Boyertown Area School District deals with growing pains
The Boyertown Area School District is experiencing some major growing pains. Officials are bracing for overcrowding in the schools and they're looking for ways to avoid it.
Projections show the Boyertown Area School District is anticipating 650 new students in the next 10 years. And they were looking at four different options to manage the growth.
"The board has a monumental task, but I want them to put the kids first and what's best for the children before they make a decision," said Barb Biegler.
Biegler is the Boyertown Teachers' Union president and she's concerned about what the school board will decide in the coming month to handle 650 new students that are projected to go to the schools.

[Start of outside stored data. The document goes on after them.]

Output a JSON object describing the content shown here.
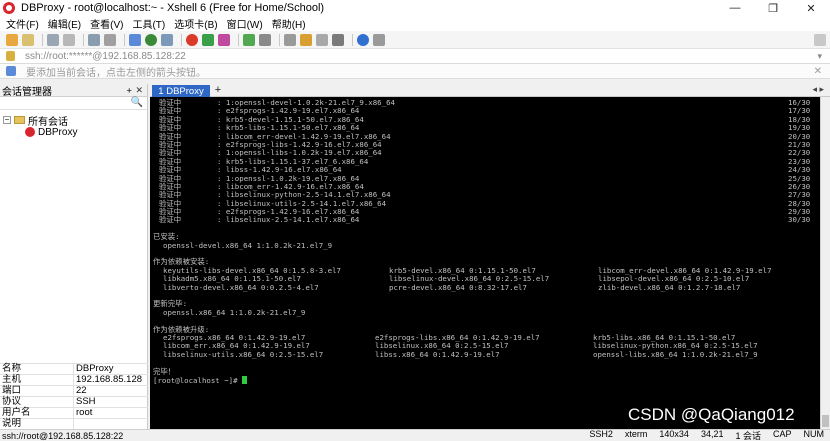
{
  "window": {
    "title": "DBProxy - root@localhost:~ - Xshell 6 (Free for Home/School)",
    "min_glyph": "—",
    "max_glyph": "❐",
    "close_glyph": "✕"
  },
  "menu": [
    "文件(F)",
    "编辑(E)",
    "查看(V)",
    "工具(T)",
    "选项卡(B)",
    "窗口(W)",
    "帮助(H)"
  ],
  "address": {
    "text": "ssh://root:******@192.168.85.128:22",
    "caret": "▾"
  },
  "hint": {
    "text": "要添加当前会话，点击左侧的箭头按钮。",
    "close": "✕"
  },
  "sidebar": {
    "title": "会话管理器",
    "pin": "ᚐ",
    "close": "✕",
    "search_glyph": "🔍",
    "tree": {
      "root_twisty": "−",
      "root_label": "所有会话",
      "child_label": "DBProxy"
    },
    "properties": [
      {
        "key": "名称",
        "value": "DBProxy"
      },
      {
        "key": "主机",
        "value": "192.168.85.128"
      },
      {
        "key": "端口",
        "value": "22"
      },
      {
        "key": "协议",
        "value": "SSH"
      },
      {
        "key": "用户名",
        "value": "root"
      },
      {
        "key": "说明",
        "value": ""
      }
    ]
  },
  "tabs": {
    "active_label": "1 DBProxy",
    "add": "+",
    "nav": "◂ ▸"
  },
  "terminal": {
    "verify_rows": [
      [
        "验证中",
        ": 1:openssl-devel-1.0.2k-21.el7_9.x86_64",
        "16/30"
      ],
      [
        "验证中",
        ": e2fsprogs-1.42.9-19.el7.x86_64",
        "17/30"
      ],
      [
        "验证中",
        ": krb5-devel-1.15.1-50.el7.x86_64",
        "18/30"
      ],
      [
        "验证中",
        ": krb5-libs-1.15.1-50.el7.x86_64",
        "19/30"
      ],
      [
        "验证中",
        ": libcom_err-devel-1.42.9-19.el7.x86_64",
        "20/30"
      ],
      [
        "验证中",
        ": e2fsprogs-libs-1.42.9-16.el7.x86_64",
        "21/30"
      ],
      [
        "验证中",
        ": 1:openssl-libs-1.0.2k-19.el7.x86_64",
        "22/30"
      ],
      [
        "验证中",
        ": krb5-libs-1.15.1-37.el7_6.x86_64",
        "23/30"
      ],
      [
        "验证中",
        ": libss-1.42.9-16.el7.x86_64",
        "24/30"
      ],
      [
        "验证中",
        ": 1:openssl-1.0.2k-19.el7.x86_64",
        "25/30"
      ],
      [
        "验证中",
        ": libcom_err-1.42.9-16.el7.x86_64",
        "26/30"
      ],
      [
        "验证中",
        ": libselinux-python-2.5-14.1.el7.x86_64",
        "27/30"
      ],
      [
        "验证中",
        ": libselinux-utils-2.5-14.1.el7.x86_64",
        "28/30"
      ],
      [
        "验证中",
        ": e2fsprogs-1.42.9-16.el7.x86_64",
        "29/30"
      ],
      [
        "验证中",
        ": libselinux-2.5-14.1.el7.x86_64",
        "30/30"
      ]
    ],
    "installed_header": "已安装:",
    "installed_pkg": "openssl-devel.x86_64 1:1.0.2k-21.el7_9",
    "dep_installed_header": "作为依赖被安装:",
    "dep_installed": [
      [
        "keyutils-libs-devel.x86_64 0:1.5.8-3.el7",
        "krb5-devel.x86_64 0:1.15.1-50.el7",
        "libcom_err-devel.x86_64 0:1.42.9-19.el7"
      ],
      [
        "libkadm5.x86_64 0:1.15.1-50.el7",
        "libselinux-devel.x86_64 0:2.5-15.el7",
        "libsepol-devel.x86_64 0:2.5-10.el7"
      ],
      [
        "libverto-devel.x86_64 0:0.2.5-4.el7",
        "pcre-devel.x86_64 0:8.32-17.el7",
        "zlib-devel.x86_64 0:1.2.7-18.el7"
      ]
    ],
    "updated_header": "更新完毕:",
    "updated_pkg": "openssl.x86_64 1:1.0.2k-21.el7_9",
    "dep_updated_header": "作为依赖被升级:",
    "dep_updated": [
      [
        "e2fsprogs.x86_64 0:1.42.9-19.el7",
        "e2fsprogs-libs.x86_64 0:1.42.9-19.el7",
        "krb5-libs.x86_64 0:1.15.1-50.el7"
      ],
      [
        "libcom_err.x86_64 0:1.42.9-19.el7",
        "libselinux.x86_64 0:2.5-15.el7",
        "libselinux-python.x86_64 0:2.5-15.el7"
      ],
      [
        "libselinux-utils.x86_64 0:2.5-15.el7",
        "libss.x86_64 0:1.42.9-19.el7",
        "openssl-libs.x86_64 1:1.0.2k-21.el7_9"
      ]
    ],
    "complete": "完毕！",
    "prompt": "[root@localhost ~]# "
  },
  "watermark": "CSDN @QaQiang012",
  "status": {
    "left": "ssh://root@192.168.85.128:22",
    "protocol": "SSH2",
    "term": "xterm",
    "size": "140x34",
    "cursor": "34,21",
    "sessions": "1 会话",
    "caps": "CAP",
    "num": "NUM"
  }
}
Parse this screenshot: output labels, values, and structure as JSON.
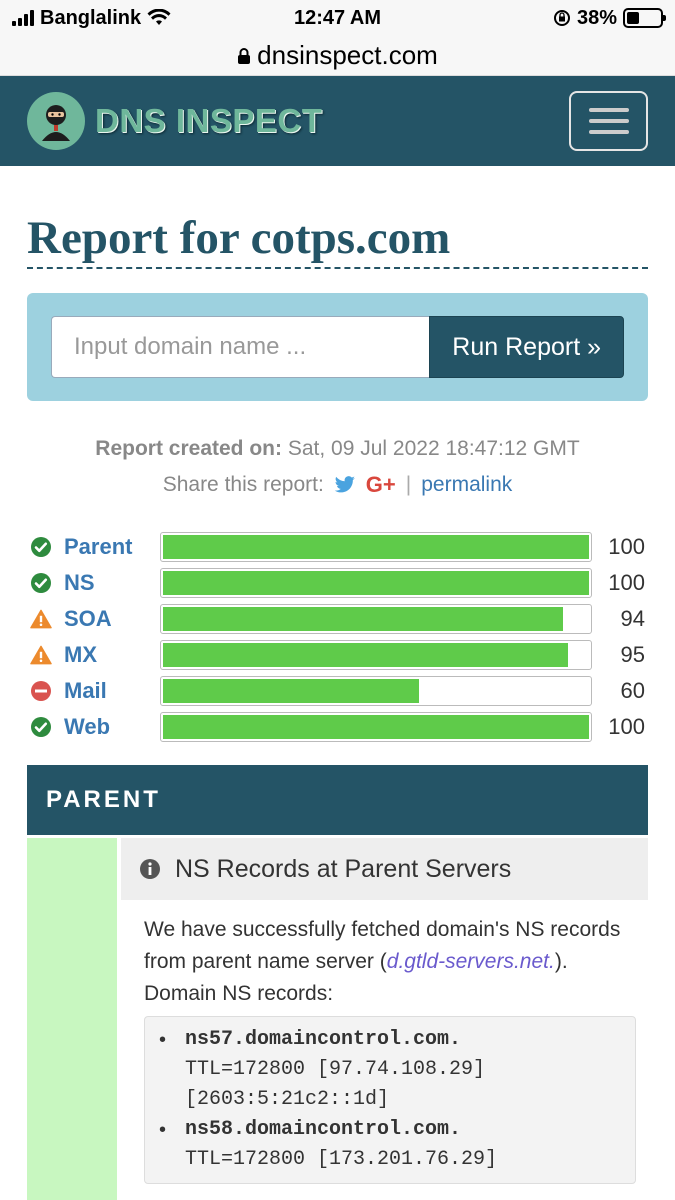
{
  "status_bar": {
    "carrier": "Banglalink",
    "time": "12:47 AM",
    "battery_percent": "38%",
    "battery_level": 0.38
  },
  "url_bar": {
    "url": "dnsinspect.com"
  },
  "navbar": {
    "brand": "DNS INSPECT"
  },
  "page": {
    "title": "Report for cotps.com",
    "search": {
      "placeholder": "Input domain name ...",
      "button_label": "Run Report »"
    },
    "created_label": "Report created on:",
    "created_value": "Sat, 09 Jul 2022 18:47:12 GMT",
    "share_label": "Share this report:",
    "gplus": "G+",
    "separator": "|",
    "permalink": "permalink"
  },
  "scores": [
    {
      "label": "Parent",
      "value": 100,
      "status": "ok"
    },
    {
      "label": "NS",
      "value": 100,
      "status": "ok"
    },
    {
      "label": "SOA",
      "value": 94,
      "status": "warning"
    },
    {
      "label": "MX",
      "value": 95,
      "status": "warning"
    },
    {
      "label": "Mail",
      "value": 60,
      "status": "error"
    },
    {
      "label": "Web",
      "value": 100,
      "status": "ok"
    }
  ],
  "colors": {
    "ok": "#2e8b3e",
    "warning": "#ec8a2d",
    "error": "#d9534f",
    "bar_fill": "#5fcb4a",
    "primary": "#245466"
  },
  "section": {
    "title": "PARENT",
    "check_title": "NS Records at Parent Servers",
    "text_before": "We have successfully fetched domain's NS records from parent name server (",
    "parent_server": "d.gtld-servers.net.",
    "text_after": ").",
    "records_label": "Domain NS records:",
    "records": [
      {
        "host": "ns57.domaincontrol.com.",
        "ttl": "TTL=172800",
        "ipv4": "[97.74.108.29]",
        "ipv6": "[2603:5:21c2::1d]"
      },
      {
        "host": "ns58.domaincontrol.com.",
        "ttl": "TTL=172800",
        "ipv4": "[173.201.76.29]",
        "ipv6": ""
      }
    ]
  }
}
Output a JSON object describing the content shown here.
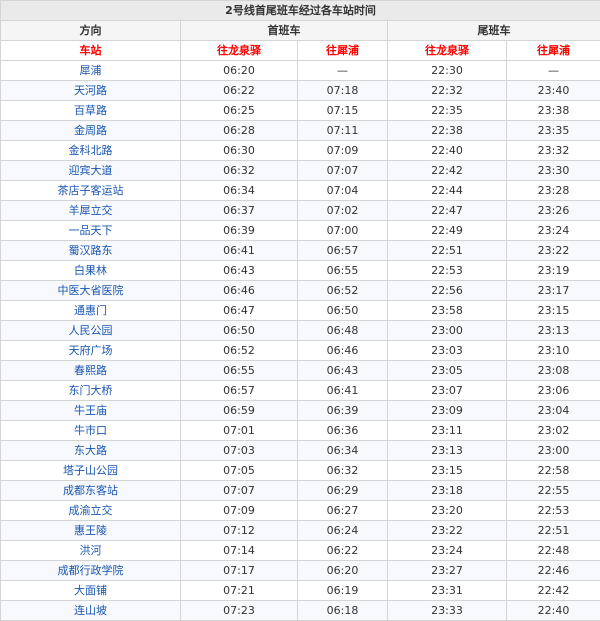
{
  "caption": "2号线首尾班车经过各车站时间",
  "header": {
    "direction_label": "方向",
    "first_train_label": "首班车",
    "last_train_label": "尾班车",
    "station_label": "车站",
    "dir_a": "往龙泉驿",
    "dir_b": "往犀浦"
  },
  "rows": [
    {
      "station": "犀浦",
      "first_a": "06:20",
      "first_b": "—",
      "last_a": "22:30",
      "last_b": "—"
    },
    {
      "station": "天河路",
      "first_a": "06:22",
      "first_b": "07:18",
      "last_a": "22:32",
      "last_b": "23:40"
    },
    {
      "station": "百草路",
      "first_a": "06:25",
      "first_b": "07:15",
      "last_a": "22:35",
      "last_b": "23:38"
    },
    {
      "station": "金周路",
      "first_a": "06:28",
      "first_b": "07:11",
      "last_a": "22:38",
      "last_b": "23:35"
    },
    {
      "station": "金科北路",
      "first_a": "06:30",
      "first_b": "07:09",
      "last_a": "22:40",
      "last_b": "23:32"
    },
    {
      "station": "迎宾大道",
      "first_a": "06:32",
      "first_b": "07:07",
      "last_a": "22:42",
      "last_b": "23:30"
    },
    {
      "station": "茶店子客运站",
      "first_a": "06:34",
      "first_b": "07:04",
      "last_a": "22:44",
      "last_b": "23:28"
    },
    {
      "station": "羊犀立交",
      "first_a": "06:37",
      "first_b": "07:02",
      "last_a": "22:47",
      "last_b": "23:26"
    },
    {
      "station": "一品天下",
      "first_a": "06:39",
      "first_b": "07:00",
      "last_a": "22:49",
      "last_b": "23:24"
    },
    {
      "station": "蜀汉路东",
      "first_a": "06:41",
      "first_b": "06:57",
      "last_a": "22:51",
      "last_b": "23:22"
    },
    {
      "station": "白果林",
      "first_a": "06:43",
      "first_b": "06:55",
      "last_a": "22:53",
      "last_b": "23:19"
    },
    {
      "station": "中医大省医院",
      "first_a": "06:46",
      "first_b": "06:52",
      "last_a": "22:56",
      "last_b": "23:17"
    },
    {
      "station": "通惠门",
      "first_a": "06:47",
      "first_b": "06:50",
      "last_a": "23:58",
      "last_b": "23:15"
    },
    {
      "station": "人民公园",
      "first_a": "06:50",
      "first_b": "06:48",
      "last_a": "23:00",
      "last_b": "23:13"
    },
    {
      "station": "天府广场",
      "first_a": "06:52",
      "first_b": "06:46",
      "last_a": "23:03",
      "last_b": "23:10"
    },
    {
      "station": "春熙路",
      "first_a": "06:55",
      "first_b": "06:43",
      "last_a": "23:05",
      "last_b": "23:08"
    },
    {
      "station": "东门大桥",
      "first_a": "06:57",
      "first_b": "06:41",
      "last_a": "23:07",
      "last_b": "23:06"
    },
    {
      "station": "牛王庙",
      "first_a": "06:59",
      "first_b": "06:39",
      "last_a": "23:09",
      "last_b": "23:04"
    },
    {
      "station": "牛市口",
      "first_a": "07:01",
      "first_b": "06:36",
      "last_a": "23:11",
      "last_b": "23:02"
    },
    {
      "station": "东大路",
      "first_a": "07:03",
      "first_b": "06:34",
      "last_a": "23:13",
      "last_b": "23:00"
    },
    {
      "station": "塔子山公园",
      "first_a": "07:05",
      "first_b": "06:32",
      "last_a": "23:15",
      "last_b": "22:58"
    },
    {
      "station": "成都东客站",
      "first_a": "07:07",
      "first_b": "06:29",
      "last_a": "23:18",
      "last_b": "22:55"
    },
    {
      "station": "成渝立交",
      "first_a": "07:09",
      "first_b": "06:27",
      "last_a": "23:20",
      "last_b": "22:53"
    },
    {
      "station": "惠王陵",
      "first_a": "07:12",
      "first_b": "06:24",
      "last_a": "23:22",
      "last_b": "22:51"
    },
    {
      "station": "洪河",
      "first_a": "07:14",
      "first_b": "06:22",
      "last_a": "23:24",
      "last_b": "22:48"
    },
    {
      "station": "成都行政学院",
      "first_a": "07:17",
      "first_b": "06:20",
      "last_a": "23:27",
      "last_b": "22:46"
    },
    {
      "station": "大面铺",
      "first_a": "07:21",
      "first_b": "06:19",
      "last_a": "23:31",
      "last_b": "22:42"
    },
    {
      "station": "连山坡",
      "first_a": "07:23",
      "first_b": "06:18",
      "last_a": "23:33",
      "last_b": "22:40"
    }
  ]
}
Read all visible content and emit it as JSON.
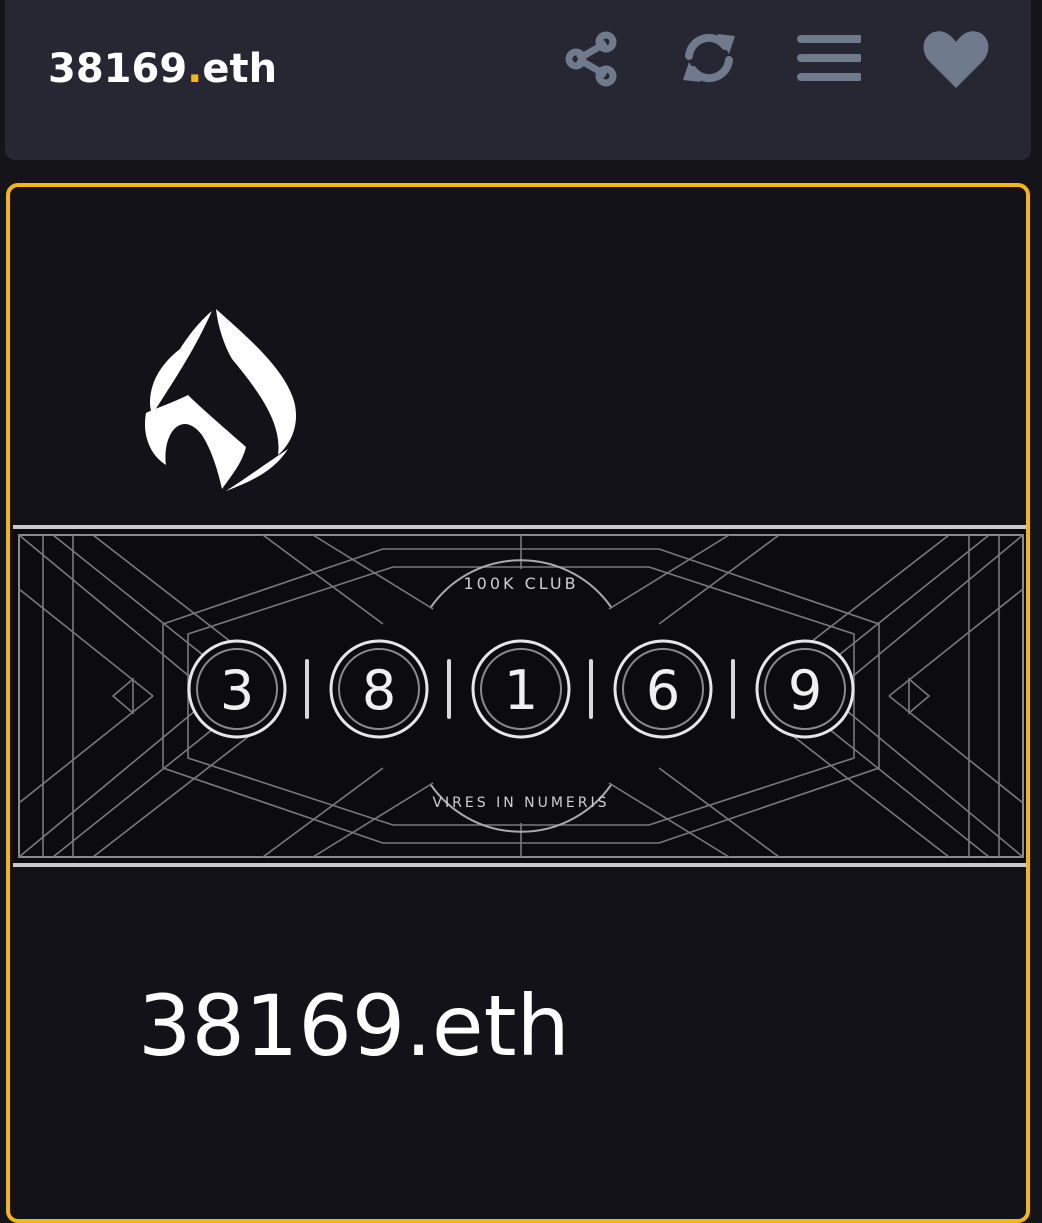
{
  "header": {
    "title_name": "38169",
    "title_dot": ".",
    "title_tld": "eth",
    "icons": [
      "share-icon",
      "refresh-icon",
      "menu-icon",
      "heart-icon"
    ]
  },
  "nft_card": {
    "banner_top_text": "100K CLUB",
    "digits": [
      "3",
      "8",
      "1",
      "6",
      "9"
    ],
    "banner_bottom_text": "VIRES IN NUMERIS",
    "name": "38169.eth"
  },
  "colors": {
    "accent": "#f5b70d",
    "header_bg": "#262733",
    "card_bg": "#131218",
    "icon_gray": "#6f7a8c"
  }
}
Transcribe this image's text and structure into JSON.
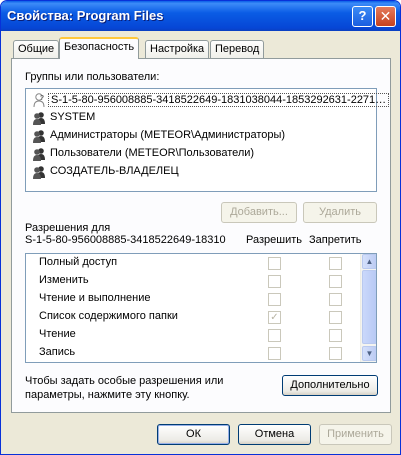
{
  "window": {
    "title": "Свойства: Program Files",
    "help_glyph": "?",
    "close_glyph": "✕"
  },
  "tabs": [
    {
      "label": "Общие",
      "active": false
    },
    {
      "label": "Безопасность",
      "active": true
    },
    {
      "label": "Настройка",
      "active": false
    },
    {
      "label": "Перевод",
      "active": false
    }
  ],
  "security": {
    "groups_label": "Группы или пользователи:",
    "users": [
      {
        "label": "S-1-5-80-956008885-3418522649-1831038044-1853292631-2271…",
        "selected": true
      },
      {
        "label": "SYSTEM",
        "selected": false
      },
      {
        "label": "Администраторы (METEOR\\Администраторы)",
        "selected": false
      },
      {
        "label": "Пользователи (METEOR\\Пользователи)",
        "selected": false
      },
      {
        "label": "СОЗДАТЕЛЬ-ВЛАДЕЛЕЦ",
        "selected": false
      }
    ],
    "add_button": "Добавить...",
    "remove_button": "Удалить",
    "permissions_for_label": "Разрешения для",
    "permissions_for_subject": "S-1-5-80-956008885-3418522649-18310",
    "allow_header": "Разрешить",
    "deny_header": "Запретить",
    "permissions": [
      {
        "name": "Полный доступ",
        "allow": false,
        "deny": false
      },
      {
        "name": "Изменить",
        "allow": false,
        "deny": false
      },
      {
        "name": "Чтение и выполнение",
        "allow": false,
        "deny": false
      },
      {
        "name": "Список содержимого папки",
        "allow": true,
        "deny": false
      },
      {
        "name": "Чтение",
        "allow": false,
        "deny": false
      },
      {
        "name": "Запись",
        "allow": false,
        "deny": false
      }
    ],
    "advanced_text_line1": "Чтобы задать особые разрешения или",
    "advanced_text_line2": "параметры, нажмите эту кнопку.",
    "advanced_button": "Дополнительно"
  },
  "footer": {
    "ok_button": "ОК",
    "cancel_button": "Отмена",
    "apply_button": "Применить"
  },
  "colors": {
    "titlebar": "#0a5ce5",
    "dialog_bg": "#ece9d8",
    "active_tab_highlight": "#ffc83c",
    "list_border": "#7f9db9"
  }
}
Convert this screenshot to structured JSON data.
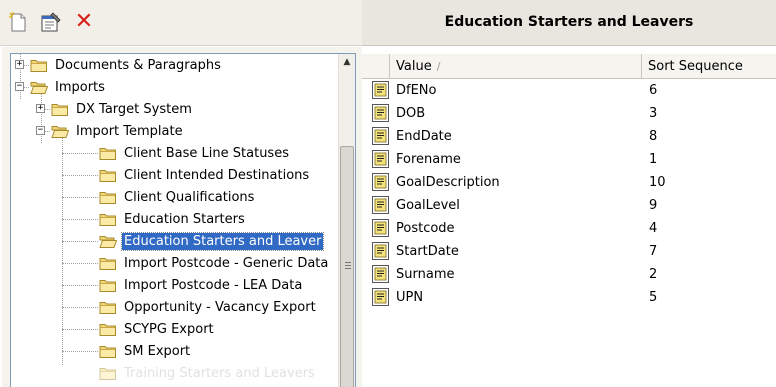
{
  "toolbar": {
    "new_icon": "new-document-icon",
    "properties_icon": "properties-icon",
    "delete_icon": "delete-icon",
    "delete_glyph": "✕",
    "delete_color": "#d8201c"
  },
  "header": {
    "title": "Education Starters and Leavers"
  },
  "tree": {
    "selected_color": "#316ac5",
    "nodes": [
      {
        "label": "Documents & Paragraphs",
        "expander": "+"
      },
      {
        "label": "Imports",
        "expander": "−"
      },
      {
        "label": "DX Target System",
        "expander": "+"
      },
      {
        "label": "Import Template",
        "expander": "−"
      },
      {
        "label": "Client Base Line Statuses"
      },
      {
        "label": "Client Intended Destinations"
      },
      {
        "label": "Client Qualifications"
      },
      {
        "label": "Education Starters"
      },
      {
        "label": "Education Starters and Leaver",
        "selected": true
      },
      {
        "label": "Import Postcode - Generic Data"
      },
      {
        "label": "Import Postcode - LEA Data"
      },
      {
        "label": "Opportunity - Vacancy Export"
      },
      {
        "label": "SCYPG Export"
      },
      {
        "label": "SM Export"
      },
      {
        "label": "Training Starters and Leavers",
        "faded": true
      }
    ]
  },
  "grid": {
    "columns": {
      "value": "Value",
      "sort_indicator": "/",
      "sort_sequence": "Sort Sequence"
    },
    "rows": [
      {
        "value": "DfENo",
        "sort": "6"
      },
      {
        "value": "DOB",
        "sort": "3"
      },
      {
        "value": "EndDate",
        "sort": "8"
      },
      {
        "value": "Forename",
        "sort": "1"
      },
      {
        "value": "GoalDescription",
        "sort": "10"
      },
      {
        "value": "GoalLevel",
        "sort": "9"
      },
      {
        "value": "Postcode",
        "sort": "4"
      },
      {
        "value": "StartDate",
        "sort": "7"
      },
      {
        "value": "Surname",
        "sort": "2"
      },
      {
        "value": "UPN",
        "sort": "5"
      }
    ]
  }
}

"If a school district is to receive reimbursement for renovation for an approved building project, we have until October 1st of this year to get plans in. It's a really tight timeline," said Superintendent Dion Betts.
But if they meet it and the state approves it, the state could cover up to 50% of the cost. There are several options to consider.
Constructing an addition to Colebrookdale and Pine Forge elementary schools.
Building a brand new elementary school.
Building a 9th grade center and moving 6th graders out of the elementary.
Or moving several grades around.
"The fourth option is to bring 9th grade into the high school, bring 6th grade up into the junior high and making a 9th through 12th high school program," said Betts.
The superintendent said since there isn't enough room at the high school for all four grades, his choice would be to move juniors and seniors to a new career academy. But he said the administration's final recommendation will come September 4.
Then it's in the board's hands.
"Just making sure everybody has their arms wrapped around all the different options, what the impact would be to the students and then of course to the taxpayers," said school board member Steve Eisler.
The board is expected to vote on a plan by September 11. There will be two community meetings the week of August 27.